1836: Lieutenant-Governor of Van Diemen's Land (Tasmania)
Franklin was appointed Lieutenant-Governor of Van Diemen's Land in 1836, but was removed from office in 1843. He did not endear himself with the local civil servants, who particularly disliked his humane ideals and his attempts to reform the Tasmanian penal colony. His wife, Jane, was quite liberated for a woman of her day, known for "roughing it" to the extent that an expedition had to be mounted after she and Franklin became lost in the wild. Such exploits further distanced the couple from "proper" society, and may have contributed to Franklin's recall. Nevertheless, he was popular among the people of Tasmania. He is remembered by a significant landmark in the centre of Hobart—a statue of him dominates the park known as Franklin Square, which was the site of the original Government House. On the plinth below the statue appears Tennyson's epitaph:
- Not here! The white north hath thy bones and thou
- Heroic sailor soul
- Art passing on thine happier voyage now
- Toward no earthly pole
His wife worked to set up a university, a museum and botanical gardens.
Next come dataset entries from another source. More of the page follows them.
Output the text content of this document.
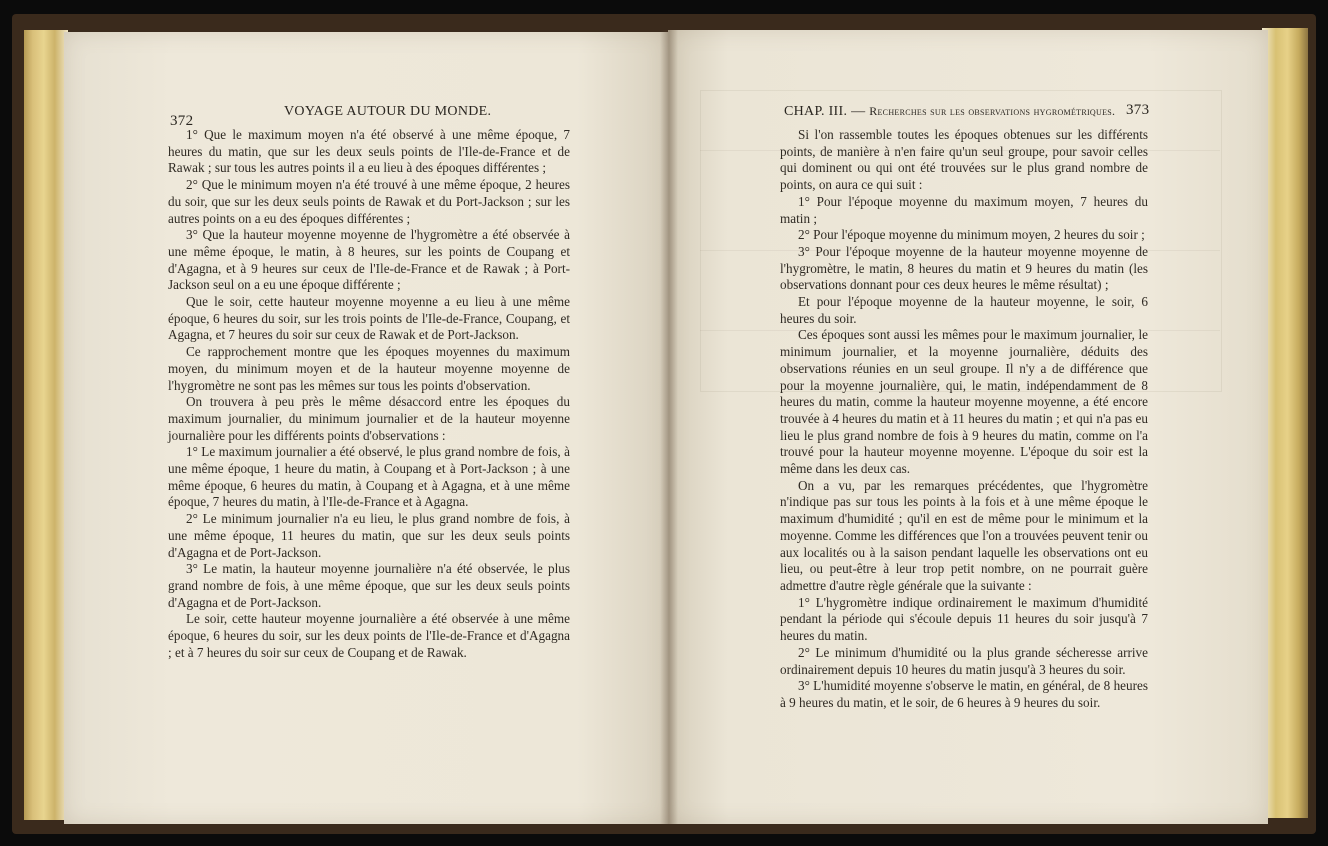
372
VOYAGE AUTOUR DU MONDE.

1° Que le maximum moyen n'a été observé à une même époque, 7 heures du matin, que sur les deux seuls points de l'Ile-de-France et de Rawak ; sur tous les autres points il a eu lieu à des époques différentes ;

2° Que le minimum moyen n'a été trouvé à une même époque, 2 heures du soir, que sur les deux seuls points de Rawak et du Port-Jackson ; sur les autres points on a eu des époques différentes ;

3° Que la hauteur moyenne moyenne de l'hygromètre a été observée à une même époque, le matin, à 8 heures, sur les points de Coupang et d'Agagna, et à 9 heures sur ceux de l'Ile-de-France et de Rawak ; à Port-Jackson seul on a eu une époque différente ;

Que le soir, cette hauteur moyenne moyenne a eu lieu à une même époque, 6 heures du soir, sur les trois points de l'Ile-de-France, Coupang, et Agagna, et 7 heures du soir sur ceux de Rawak et de Port-Jackson.

Ce rapprochement montre que les époques moyennes du maximum moyen, du minimum moyen et de la hauteur moyenne moyenne de l'hygromètre ne sont pas les mêmes sur tous les points d'observation.

On trouvera à peu près le même désaccord entre les époques du maximum journalier, du minimum journalier et de la hauteur moyenne journalière pour les différents points d'observations :

1° Le maximum journalier a été observé, le plus grand nombre de fois, à une même époque, 1 heure du matin, à Coupang et à Port-Jackson ; à une même époque, 6 heures du matin, à Coupang et à Agagna, et à une même époque, 7 heures du matin, à l'Ile-de-France et à Agagna.

2° Le minimum journalier n'a eu lieu, le plus grand nombre de fois, à une même époque, 11 heures du matin, que sur les deux seuls points d'Agagna et de Port-Jackson.

3° Le matin, la hauteur moyenne journalière n'a été observée, le plus grand nombre de fois, à une même époque, que sur les deux seuls points d'Agagna et de Port-Jackson.

Le soir, cette hauteur moyenne journalière a été observée à une même époque, 6 heures du soir, sur les deux points de l'Ile-de-France et d'Agagna ; et à 7 heures du soir sur ceux de Coupang et de Rawak.

CHAP. III. — Recherches sur les observations hygrométriques. 373

Si l'on rassemble toutes les époques obtenues sur les différents points, de manière à n'en faire qu'un seul groupe, pour savoir celles qui dominent ou qui ont été trouvées sur le plus grand nombre de points, on aura ce qui suit :

1° Pour l'époque moyenne du maximum moyen, 7 heures du matin ;

2° Pour l'époque moyenne du minimum moyen, 2 heures du soir ;

3° Pour l'époque moyenne de la hauteur moyenne moyenne de l'hygromètre, le matin, 8 heures du matin et 9 heures du matin (les observations donnant pour ces deux heures le même résultat) ;

Et pour l'époque moyenne de la hauteur moyenne, le soir, 6 heures du soir.

Ces époques sont aussi les mêmes pour le maximum journalier, le minimum journalier, et la moyenne journalière, déduits des observations réunies en un seul groupe. Il n'y a de différence que pour la moyenne journalière, qui, le matin, indépendamment de 8 heures du matin, comme la hauteur moyenne moyenne, a été encore trouvée à 4 heures du matin et à 11 heures du matin ; et qui n'a pas eu lieu le plus grand nombre de fois à 9 heures du matin, comme on l'a trouvé pour la hauteur moyenne moyenne. L'époque du soir est la même dans les deux cas.

On a vu, par les remarques précédentes, que l'hygromètre n'indique pas sur tous les points à la fois et à une même époque le maximum d'humidité ; qu'il en est de même pour le minimum et la moyenne. Comme les différences que l'on a trouvées peuvent tenir ou aux localités ou à la saison pendant laquelle les observations ont eu lieu, ou peut-être à leur trop petit nombre, on ne pourrait guère admettre d'autre règle générale que la suivante :

1° L'hygromètre indique ordinairement le maximum d'humidité pendant la période qui s'écoule depuis 11 heures du soir jusqu'à 7 heures du matin.

2° Le minimum d'humidité ou la plus grande sécheresse arrive ordinairement depuis 10 heures du matin jusqu'à 3 heures du soir.

3° L'humidité moyenne s'observe le matin, en général, de 8 heures à 9 heures du matin, et le soir, de 6 heures à 9 heures du soir.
The village of Franklin, on the Huon River, is named in his honour, as is the Franklin River on the West Coast of Tasmania, one of the better known Tasmanian rivers due to the Franklin Dam controversy.
Read more about this topic: John Franklin
Famous quotes containing the words van and/or land:
“The first day that we landed upon that fatal shore
The planters they came round us full twenty score or more,
They rankd us up like horses, and sold us out of hand
Then yokd us unto ploughs, my boys, to plow Van
Diemans Land.”
—Unknown. Van Diemans Land (l. 912)
“... anybody is as their land and air is. Anybody is as the sky is low or high, the air heavy or clear and anybody is as there is wind or no wind there. It is that which makes them and the arts they make and the work they do and the way they eat and the way they drink and the way they learn and everything.”